Dobrshinsky paused again, his little brown eyes watching Hadfield intently, perhaps hoping for a flicker of weakness — of sense. But there was nothing Hadfield could say. He could own that he used to be a man of reason and even some principle, he could admit to his confusion, to terrible doubt, he could say he had not made a decision to pursue this course, that it was a feeling, a compulsion he was in thrall to. Would a man who struggled with an irresistible impulse of his own understand a little of this?

‘No one knows you’re here,’ Dobrshinsky continued. ‘Help me and you will walk free. You can return to your patients and to society. If you don’t help me you’ll be sent to trial and then to a convict settlement, a disgrace to your family and your country.’

‘This is my country.’

‘Then serve her.’

‘If I could, I would help you,’ Hadfield repeated.

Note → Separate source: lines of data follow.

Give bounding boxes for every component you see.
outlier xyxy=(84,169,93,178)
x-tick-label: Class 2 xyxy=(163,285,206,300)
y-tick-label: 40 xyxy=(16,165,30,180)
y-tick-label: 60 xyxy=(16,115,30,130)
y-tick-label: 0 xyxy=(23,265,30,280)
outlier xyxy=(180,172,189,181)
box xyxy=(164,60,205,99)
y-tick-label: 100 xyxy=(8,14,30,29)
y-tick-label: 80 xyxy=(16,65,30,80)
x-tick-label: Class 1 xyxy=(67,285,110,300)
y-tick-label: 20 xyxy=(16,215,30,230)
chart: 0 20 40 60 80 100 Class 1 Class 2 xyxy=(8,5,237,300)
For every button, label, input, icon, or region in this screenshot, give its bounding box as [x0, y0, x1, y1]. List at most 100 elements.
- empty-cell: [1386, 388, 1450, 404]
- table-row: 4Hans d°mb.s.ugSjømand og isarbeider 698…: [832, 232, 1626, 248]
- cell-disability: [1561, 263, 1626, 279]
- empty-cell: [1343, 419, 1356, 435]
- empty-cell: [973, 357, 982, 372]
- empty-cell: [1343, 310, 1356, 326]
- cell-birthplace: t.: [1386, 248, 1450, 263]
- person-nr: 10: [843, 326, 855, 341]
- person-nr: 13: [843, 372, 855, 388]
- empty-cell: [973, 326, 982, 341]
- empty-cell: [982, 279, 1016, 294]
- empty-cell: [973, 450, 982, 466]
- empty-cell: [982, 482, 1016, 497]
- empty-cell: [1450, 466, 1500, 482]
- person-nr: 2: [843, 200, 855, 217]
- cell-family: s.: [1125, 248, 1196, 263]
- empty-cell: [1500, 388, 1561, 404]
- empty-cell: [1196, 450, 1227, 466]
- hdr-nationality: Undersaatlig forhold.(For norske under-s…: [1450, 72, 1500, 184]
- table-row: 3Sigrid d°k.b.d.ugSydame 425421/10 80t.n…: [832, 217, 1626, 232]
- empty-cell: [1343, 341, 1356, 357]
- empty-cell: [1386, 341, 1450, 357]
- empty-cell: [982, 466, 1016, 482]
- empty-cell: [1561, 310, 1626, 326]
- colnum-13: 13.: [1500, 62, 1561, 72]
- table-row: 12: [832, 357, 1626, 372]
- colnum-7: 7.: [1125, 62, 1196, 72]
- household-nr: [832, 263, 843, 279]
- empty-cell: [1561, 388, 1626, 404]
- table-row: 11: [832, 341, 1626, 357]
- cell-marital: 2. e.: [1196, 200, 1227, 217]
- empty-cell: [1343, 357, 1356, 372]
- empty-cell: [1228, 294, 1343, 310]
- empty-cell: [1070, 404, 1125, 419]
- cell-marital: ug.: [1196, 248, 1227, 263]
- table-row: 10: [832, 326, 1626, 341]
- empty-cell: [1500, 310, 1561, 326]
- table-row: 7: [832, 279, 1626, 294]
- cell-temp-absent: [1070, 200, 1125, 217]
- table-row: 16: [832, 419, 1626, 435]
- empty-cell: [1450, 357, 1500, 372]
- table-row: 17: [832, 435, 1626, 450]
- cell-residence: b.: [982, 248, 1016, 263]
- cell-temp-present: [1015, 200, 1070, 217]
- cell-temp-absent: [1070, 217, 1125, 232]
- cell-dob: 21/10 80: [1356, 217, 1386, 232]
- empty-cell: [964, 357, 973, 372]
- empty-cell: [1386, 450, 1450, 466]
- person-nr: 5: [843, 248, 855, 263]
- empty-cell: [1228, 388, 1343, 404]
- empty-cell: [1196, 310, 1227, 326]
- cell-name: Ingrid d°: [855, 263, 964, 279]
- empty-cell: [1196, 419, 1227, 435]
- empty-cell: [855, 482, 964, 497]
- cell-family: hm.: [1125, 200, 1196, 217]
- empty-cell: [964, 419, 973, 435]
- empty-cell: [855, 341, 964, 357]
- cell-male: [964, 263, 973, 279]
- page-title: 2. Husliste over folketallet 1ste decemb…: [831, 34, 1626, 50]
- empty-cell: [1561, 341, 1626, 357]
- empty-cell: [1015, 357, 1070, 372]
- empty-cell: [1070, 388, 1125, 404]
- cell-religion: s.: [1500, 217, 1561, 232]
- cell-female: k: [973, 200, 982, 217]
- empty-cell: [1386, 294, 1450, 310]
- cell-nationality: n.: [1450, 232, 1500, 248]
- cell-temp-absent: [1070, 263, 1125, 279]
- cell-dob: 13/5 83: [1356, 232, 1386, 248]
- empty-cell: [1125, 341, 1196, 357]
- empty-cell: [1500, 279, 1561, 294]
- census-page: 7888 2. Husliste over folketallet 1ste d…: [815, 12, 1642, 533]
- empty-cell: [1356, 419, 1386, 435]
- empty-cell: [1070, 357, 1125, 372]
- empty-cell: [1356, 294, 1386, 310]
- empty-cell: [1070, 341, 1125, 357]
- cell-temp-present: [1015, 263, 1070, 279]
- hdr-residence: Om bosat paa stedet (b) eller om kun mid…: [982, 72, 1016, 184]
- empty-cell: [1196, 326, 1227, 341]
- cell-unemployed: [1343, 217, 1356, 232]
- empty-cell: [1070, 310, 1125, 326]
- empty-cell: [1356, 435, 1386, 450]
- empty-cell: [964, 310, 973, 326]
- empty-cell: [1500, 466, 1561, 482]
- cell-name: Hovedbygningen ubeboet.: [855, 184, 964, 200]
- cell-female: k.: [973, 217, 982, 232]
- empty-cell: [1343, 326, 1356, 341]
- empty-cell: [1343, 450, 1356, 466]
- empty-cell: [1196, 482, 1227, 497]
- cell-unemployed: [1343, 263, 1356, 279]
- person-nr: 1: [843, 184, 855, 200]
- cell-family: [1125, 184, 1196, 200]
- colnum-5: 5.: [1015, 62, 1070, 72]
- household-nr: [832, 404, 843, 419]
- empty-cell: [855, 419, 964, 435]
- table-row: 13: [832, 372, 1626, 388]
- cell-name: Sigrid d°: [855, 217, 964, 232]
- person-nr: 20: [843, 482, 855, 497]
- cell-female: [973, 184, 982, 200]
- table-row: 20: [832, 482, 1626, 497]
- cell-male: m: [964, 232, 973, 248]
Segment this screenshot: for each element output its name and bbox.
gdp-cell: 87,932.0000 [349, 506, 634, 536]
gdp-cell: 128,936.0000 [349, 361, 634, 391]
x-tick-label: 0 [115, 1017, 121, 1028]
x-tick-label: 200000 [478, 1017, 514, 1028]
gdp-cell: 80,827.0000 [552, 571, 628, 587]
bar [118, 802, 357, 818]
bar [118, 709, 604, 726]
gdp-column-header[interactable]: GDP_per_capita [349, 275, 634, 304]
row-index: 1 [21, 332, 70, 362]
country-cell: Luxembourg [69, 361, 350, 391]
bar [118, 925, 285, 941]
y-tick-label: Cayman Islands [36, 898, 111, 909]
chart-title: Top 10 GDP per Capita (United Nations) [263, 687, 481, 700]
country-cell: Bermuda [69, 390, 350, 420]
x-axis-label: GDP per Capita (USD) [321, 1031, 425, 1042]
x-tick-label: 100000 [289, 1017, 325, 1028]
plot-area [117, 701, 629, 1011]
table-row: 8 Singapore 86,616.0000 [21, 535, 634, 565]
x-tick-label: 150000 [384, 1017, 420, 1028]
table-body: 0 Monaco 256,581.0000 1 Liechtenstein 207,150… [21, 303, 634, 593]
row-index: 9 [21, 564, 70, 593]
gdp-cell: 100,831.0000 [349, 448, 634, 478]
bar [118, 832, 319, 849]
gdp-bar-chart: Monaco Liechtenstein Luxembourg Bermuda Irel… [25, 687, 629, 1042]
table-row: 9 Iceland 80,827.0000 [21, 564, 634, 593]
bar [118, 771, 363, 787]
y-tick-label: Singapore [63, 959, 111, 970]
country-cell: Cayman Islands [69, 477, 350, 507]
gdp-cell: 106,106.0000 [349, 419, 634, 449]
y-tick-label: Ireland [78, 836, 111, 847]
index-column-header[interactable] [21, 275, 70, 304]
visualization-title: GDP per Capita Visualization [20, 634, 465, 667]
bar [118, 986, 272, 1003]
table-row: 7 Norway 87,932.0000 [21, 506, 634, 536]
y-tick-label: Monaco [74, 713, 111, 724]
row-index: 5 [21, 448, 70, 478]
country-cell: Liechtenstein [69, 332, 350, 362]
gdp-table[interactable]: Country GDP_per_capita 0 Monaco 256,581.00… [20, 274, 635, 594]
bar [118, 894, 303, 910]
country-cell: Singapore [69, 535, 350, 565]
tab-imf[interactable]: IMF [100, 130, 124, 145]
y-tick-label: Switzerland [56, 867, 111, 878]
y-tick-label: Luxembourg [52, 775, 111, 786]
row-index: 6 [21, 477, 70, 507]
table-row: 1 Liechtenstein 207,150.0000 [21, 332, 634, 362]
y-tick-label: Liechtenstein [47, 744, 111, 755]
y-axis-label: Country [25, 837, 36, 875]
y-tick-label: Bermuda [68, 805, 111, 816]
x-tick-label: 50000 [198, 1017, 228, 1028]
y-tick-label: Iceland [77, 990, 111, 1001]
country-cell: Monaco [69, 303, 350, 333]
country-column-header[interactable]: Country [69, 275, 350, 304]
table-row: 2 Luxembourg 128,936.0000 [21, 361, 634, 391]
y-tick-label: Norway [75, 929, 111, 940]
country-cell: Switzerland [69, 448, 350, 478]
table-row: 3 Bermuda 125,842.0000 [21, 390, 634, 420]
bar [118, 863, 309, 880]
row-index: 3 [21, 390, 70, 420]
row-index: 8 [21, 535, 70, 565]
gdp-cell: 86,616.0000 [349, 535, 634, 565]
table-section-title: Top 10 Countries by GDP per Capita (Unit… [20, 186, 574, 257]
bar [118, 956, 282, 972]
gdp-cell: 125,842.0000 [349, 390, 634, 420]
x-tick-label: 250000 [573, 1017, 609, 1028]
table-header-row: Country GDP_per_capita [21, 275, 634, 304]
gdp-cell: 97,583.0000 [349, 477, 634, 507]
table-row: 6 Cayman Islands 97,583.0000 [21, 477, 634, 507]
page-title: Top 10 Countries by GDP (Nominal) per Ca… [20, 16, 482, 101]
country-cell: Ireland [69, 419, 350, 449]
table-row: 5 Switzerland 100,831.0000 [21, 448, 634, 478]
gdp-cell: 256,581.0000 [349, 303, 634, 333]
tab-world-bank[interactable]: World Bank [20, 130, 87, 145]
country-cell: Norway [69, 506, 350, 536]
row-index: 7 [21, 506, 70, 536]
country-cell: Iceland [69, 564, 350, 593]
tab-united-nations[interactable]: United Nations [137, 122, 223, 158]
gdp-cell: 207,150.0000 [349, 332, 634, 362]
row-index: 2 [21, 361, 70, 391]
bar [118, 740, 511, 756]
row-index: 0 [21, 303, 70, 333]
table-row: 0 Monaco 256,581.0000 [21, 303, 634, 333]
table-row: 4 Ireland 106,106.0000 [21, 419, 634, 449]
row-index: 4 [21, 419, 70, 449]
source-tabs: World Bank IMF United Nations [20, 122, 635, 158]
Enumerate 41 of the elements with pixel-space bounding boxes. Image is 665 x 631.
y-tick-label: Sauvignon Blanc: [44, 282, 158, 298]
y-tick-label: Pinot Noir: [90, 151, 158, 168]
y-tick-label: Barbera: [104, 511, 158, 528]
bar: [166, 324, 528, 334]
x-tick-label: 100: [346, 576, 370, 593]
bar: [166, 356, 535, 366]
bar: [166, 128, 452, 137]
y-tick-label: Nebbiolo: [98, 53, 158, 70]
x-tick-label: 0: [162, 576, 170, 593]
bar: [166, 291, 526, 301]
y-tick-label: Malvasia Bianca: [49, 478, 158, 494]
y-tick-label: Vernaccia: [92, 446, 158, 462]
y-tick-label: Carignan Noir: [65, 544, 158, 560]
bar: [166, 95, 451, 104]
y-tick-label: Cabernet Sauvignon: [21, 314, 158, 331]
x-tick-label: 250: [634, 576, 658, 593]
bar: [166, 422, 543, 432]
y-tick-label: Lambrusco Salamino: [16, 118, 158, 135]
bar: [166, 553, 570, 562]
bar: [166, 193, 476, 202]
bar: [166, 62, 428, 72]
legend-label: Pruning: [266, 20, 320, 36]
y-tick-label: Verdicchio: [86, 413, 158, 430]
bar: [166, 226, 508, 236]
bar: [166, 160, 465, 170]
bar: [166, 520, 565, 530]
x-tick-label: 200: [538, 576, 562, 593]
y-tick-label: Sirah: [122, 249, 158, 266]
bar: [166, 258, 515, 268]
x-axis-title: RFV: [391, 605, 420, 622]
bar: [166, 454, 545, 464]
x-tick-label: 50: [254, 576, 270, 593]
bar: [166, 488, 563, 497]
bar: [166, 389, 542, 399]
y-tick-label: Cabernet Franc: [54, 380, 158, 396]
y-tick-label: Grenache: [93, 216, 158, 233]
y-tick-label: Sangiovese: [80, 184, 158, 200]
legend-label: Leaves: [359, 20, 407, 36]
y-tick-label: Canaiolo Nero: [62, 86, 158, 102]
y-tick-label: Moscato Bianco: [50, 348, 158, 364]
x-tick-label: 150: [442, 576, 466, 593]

‘We will catch Kovalenko and the rest, Figner, Perovskaya. We’ve arrested Zhelyabov. You have a choice…’ Dobrshinsky paused, then, almost as an afterthought, added: ‘Perhaps I should arrange for you to speak with your uncle?’

‘As you wish,’ said Hadfield with exaggerated composure.

Dobrshinsky’s thin lips twitched a little with amusement: ‘Of course that would have unfortunate consequences. You understand the choice you must make. I urge you to think on your future and the right course.’ He pulled a gold timepiece from his waistcoat pocket: ‘Four o’clock. I’ll return in a few hours.’

Rising stiffly from the table, he smoothed the creases from his frock coat with great care and turned to the door. He knocked sharply then turned once more: ‘Did you read those volumes of Mr Dostoevsky’s I lent you, Doctor? There’s a line, I can’t remember it precisely but it is something like, “Do not underestimate how powerful a single man may be.” That power is given to you now. Choose wisely.’

THE PEOPLE’S WILL APARTMENT
25 VOZNESENSKY PROSPEKT

They were saved by a cat. Yakimova had left as soon as she was able and hurried to the flat on the Voznesensky. The gendarmes had arrived at the cheese shop with a surveyor of buildings.

‘Not just any old surveyor. He was a general,’ Bashka reported.

They had searched all three rooms but were most interested in the cellar. The general kicked at the pile of coke they had placed in front of the gallery entrance but did not ask for it to be moved. Nor had the gendarmes taken the trouble to look under the shopkeeper’s bed and in the barrels where they would have found the earth from the gallery. The general had been on the point of asking for one to be opened when Bashka’s cat had bounded down the steps into the cellar and rubbed against his shiny boots.